Which is not to say that Four Letter Word is the stuff of pop lyrics, warbled or otherwise. Rather than this book has set me thinking about love, what we make of it. And what happens to love when we set it down in letters, here letters in the fictional: an ingenious premise for an anthology. By some absolutely brilliant writers, including some of my favourites, and a dust jacket to die for (I wish you could see the spine and how it's printed like a whole packet of different sized and coloured letters, all gathered by a ribbon thank you Kelly Hill).

These fictional love letters were collected by editors Rosalind Porter and Joshua Knelman in order to "resurrect [the] dying custom [of the love letter] and to remind us of how seductive words are." Indeed, these letters manage to seduce us with entire stories, communicated in one voice with limited perspective, often with second-person narration, some in just mere paragraphs. What a literary feat, I think, for what results is not a gimmick, epistolary indulgence, but storied stories, with all the voice, character and plot one would look for in such a thing.

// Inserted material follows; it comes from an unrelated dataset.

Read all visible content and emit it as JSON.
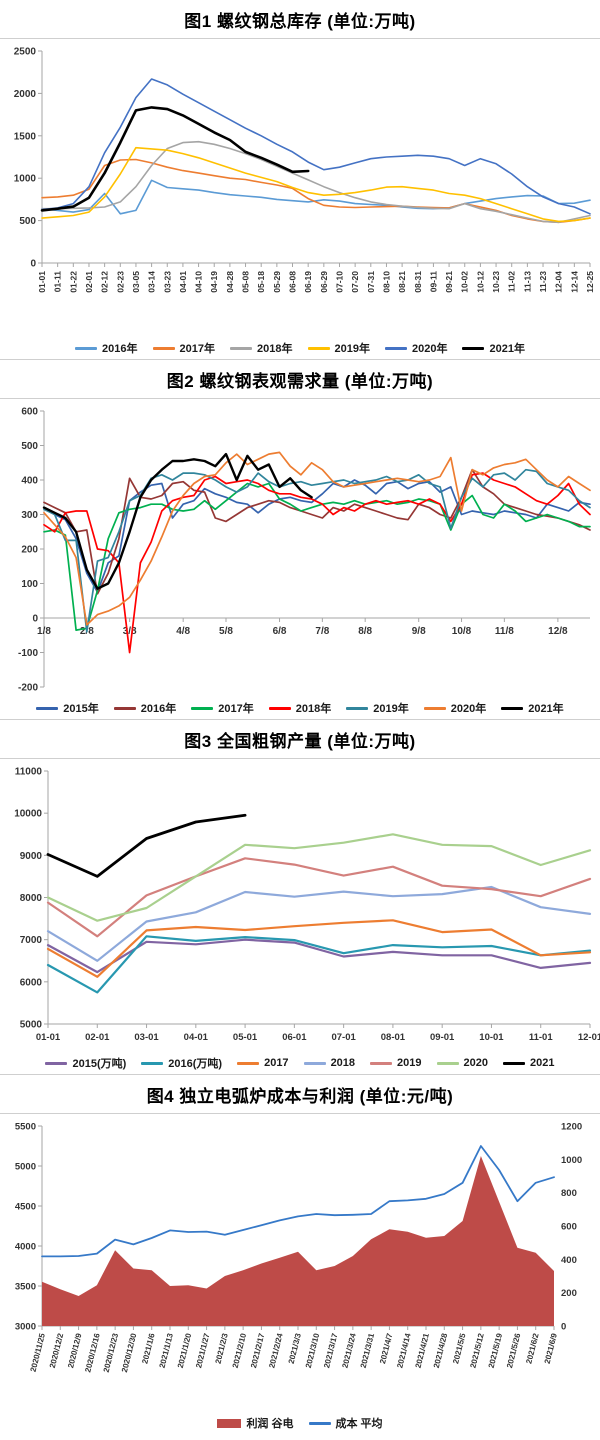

And that it's not "only love" and very rarely "mere happiness" which run through these stories is unsurprising, considering their form. As romantic as love letter might be, they're indeed a sign of something gone wrong, for shouldn't lovers be together? Kept apart by distance, death or fate would bring inevitable despair. Peter Behrens' soldier writing from the front, traumatized by France 1944. Nick Laid's Ruth writing to her deceased father: "Do not come back to us. Do not come back." Joseph Boyden's husband looking for his wife in post-Katrina New Orleans: "I didn't want to let go of your hand."

Certainly there is darkness here, letters by vulnerable children with no idea of the burdens they bear. Letters which we, the readers, know will inevitably go unsent, unreceived or unread. But there is considerable humour too, even amongst the despair. From a lovelorn chimp to "Miss Primatologist Lady in the Bush Sometimes". Lionel Shriver's Alisha's emails, increasingly erratic as she's not responded to. Tessa Brown's letters in which a lover scorned critiques her boyfriend's phone messages are disturbingly amusing (with footnotes).

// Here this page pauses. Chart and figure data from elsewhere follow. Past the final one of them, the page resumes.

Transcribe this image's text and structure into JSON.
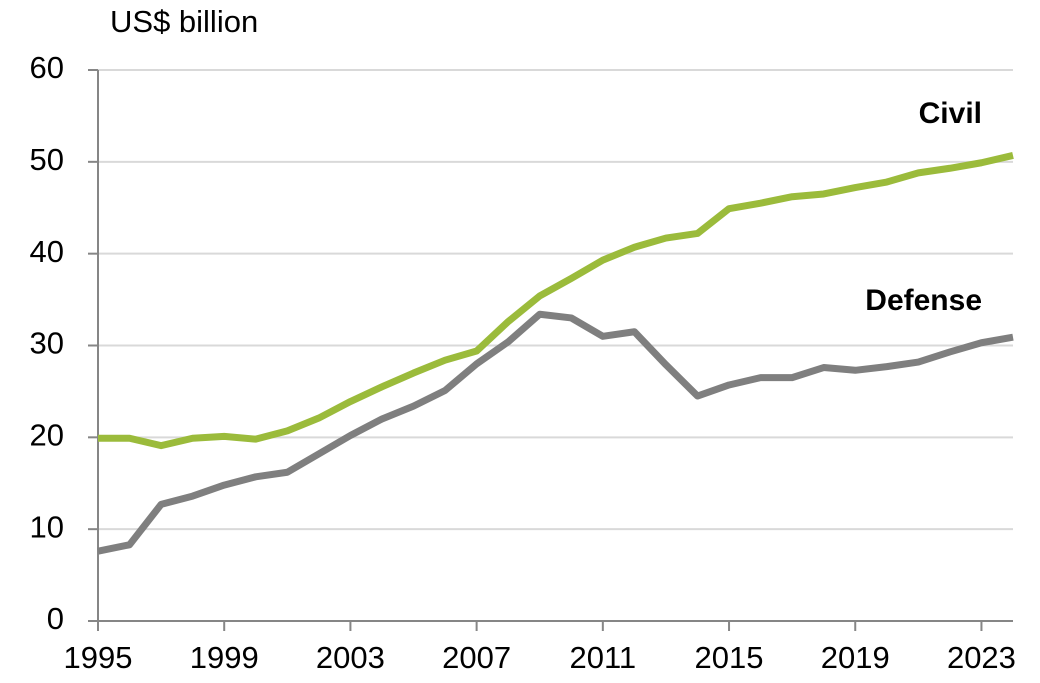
{
  "chart_data": {
    "type": "line",
    "y_label": "US$ billion",
    "x": [
      1995,
      1996,
      1997,
      1998,
      1999,
      2000,
      2001,
      2002,
      2003,
      2004,
      2005,
      2006,
      2007,
      2008,
      2009,
      2010,
      2011,
      2012,
      2013,
      2014,
      2015,
      2016,
      2017,
      2018,
      2019,
      2020,
      2021,
      2022,
      2023,
      2024
    ],
    "series": [
      {
        "name": "Civil",
        "color": "#9bbb3b",
        "values": [
          19.9,
          19.9,
          19.1,
          19.9,
          20.1,
          19.8,
          20.7,
          22.1,
          23.9,
          25.5,
          27.0,
          28.4,
          29.4,
          32.6,
          35.4,
          37.3,
          39.3,
          40.7,
          41.7,
          42.2,
          44.9,
          45.5,
          46.2,
          46.5,
          47.2,
          47.8,
          48.8,
          49.3,
          49.9,
          50.7
        ]
      },
      {
        "name": "Defense",
        "color": "#7f7f7f",
        "values": [
          7.6,
          8.3,
          12.7,
          13.6,
          14.8,
          15.7,
          16.2,
          18.2,
          20.2,
          22.0,
          23.4,
          25.1,
          28.0,
          30.4,
          33.4,
          33.0,
          31.0,
          31.5,
          27.9,
          24.5,
          25.7,
          26.5,
          26.5,
          27.6,
          27.3,
          27.7,
          28.2,
          29.3,
          30.3,
          30.9
        ]
      }
    ],
    "xlim": [
      1995,
      2024
    ],
    "xticks": [
      1995,
      1999,
      2003,
      2007,
      2011,
      2015,
      2019,
      2023
    ],
    "ylim": [
      0,
      60
    ],
    "yticks": [
      0,
      10,
      20,
      30,
      40,
      50,
      60
    ],
    "grid": true
  }
}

Interesting that the stories here which come closest to "mere happiness" are not written to people at all: James Robertson's ode to hillwalking, Jan Morris's song to her house. The always-impressive Chimamanda Ngozie Adichie does write a letter tinged by possibility rather than loss, and driven by an undercurrent of joy.

Four Letter Word is useful on a variety of levels: being definitely readable, time slipping by like the letters were true and addressed to you. Inspiring thoughts of what love means, today and for always. Providing exposure to a variety of contemporary writers from a variety of locales and even (!!) some in translation. And being completely unlike any anthology I've ever encountered before, a whimsical exercise resulting in a collection with literary solidity and truth.